On specificity, the finger prick tests were found to correctly identify the absence of antibodies 97% of the time and were therefore deemed suitable for use in national-scale antibody studies. Six had specificity over 98%, which the UK Medicines and Healthcare products Regulatory Agency recommends as the minimum level for use in clinical settings. This means they are reliable enough for use as a healthcare test at individual level as they provide a low number of false negatives.
There are 2 types of antibodies produced called IgG and IgM. Some lateral flow antibody tests are looking for the presence of both and some just for one.

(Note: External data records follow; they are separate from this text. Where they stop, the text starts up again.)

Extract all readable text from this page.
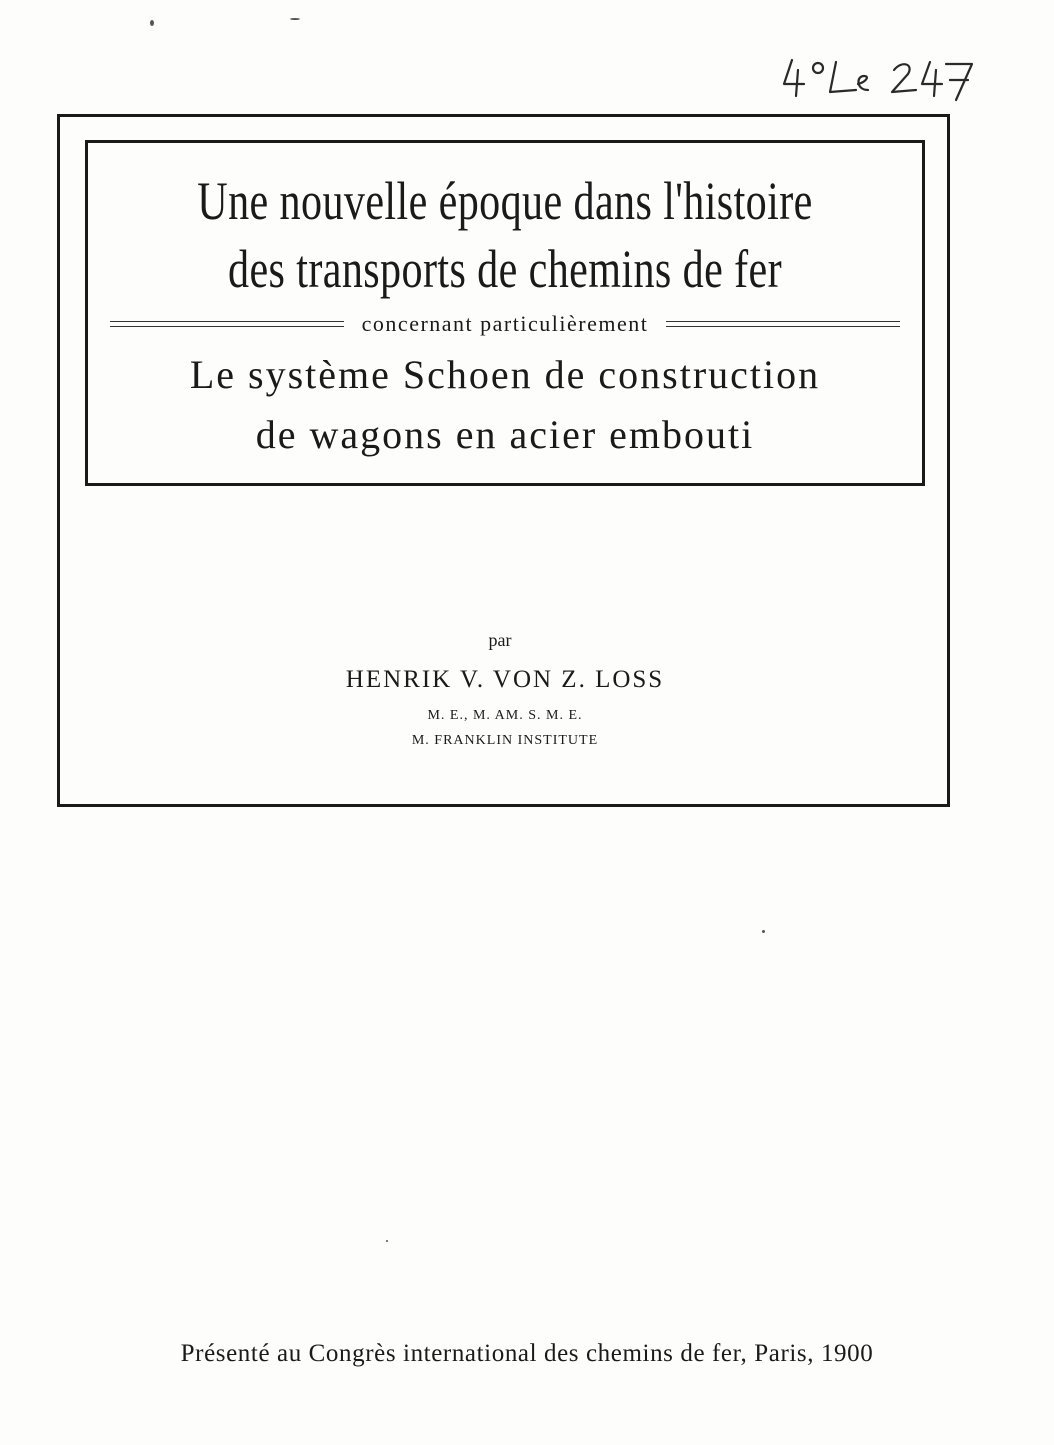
Une nouvelle époque dans l'histoire
des transports de chemins de fer
concernant particulièrement
Le système Schoen de construction
de wagons en acier embouti
par
HENRIK V. VON Z. LOSS
M. E., M. AM. S. M. E.
M. FRANKLIN INSTITUTE
Présenté au Congrès international des chemins de fer, Paris, 1900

This study looked at the sensitivity and specificity rates for detecting IgG antibodies to the coronavirus. These are typically long-lasting antibodies produced in response to infection.
REACT 2 Study 2 and 3: A major public involvement exercise and usability study was carried out with members of the public to assess how easily people can use the antibody tests at home without supervision. Feedback from an initial pilot study involving 315 people was used to guide the design of the antibody testing pack and instruction guides. The findings of this study were also used to inform a large-scale survey of adults in England, involving 14,400 volunteers, who took one of two different antibody tests and provided feedback. This work under-pinned the launch of REACT 2 Study 5, the population study of 100,000 volunteers.
Devices with lower sensitivity can still play an important role in surveillance studies as long as the specificity is high enough and the results are not used to guide behaviour.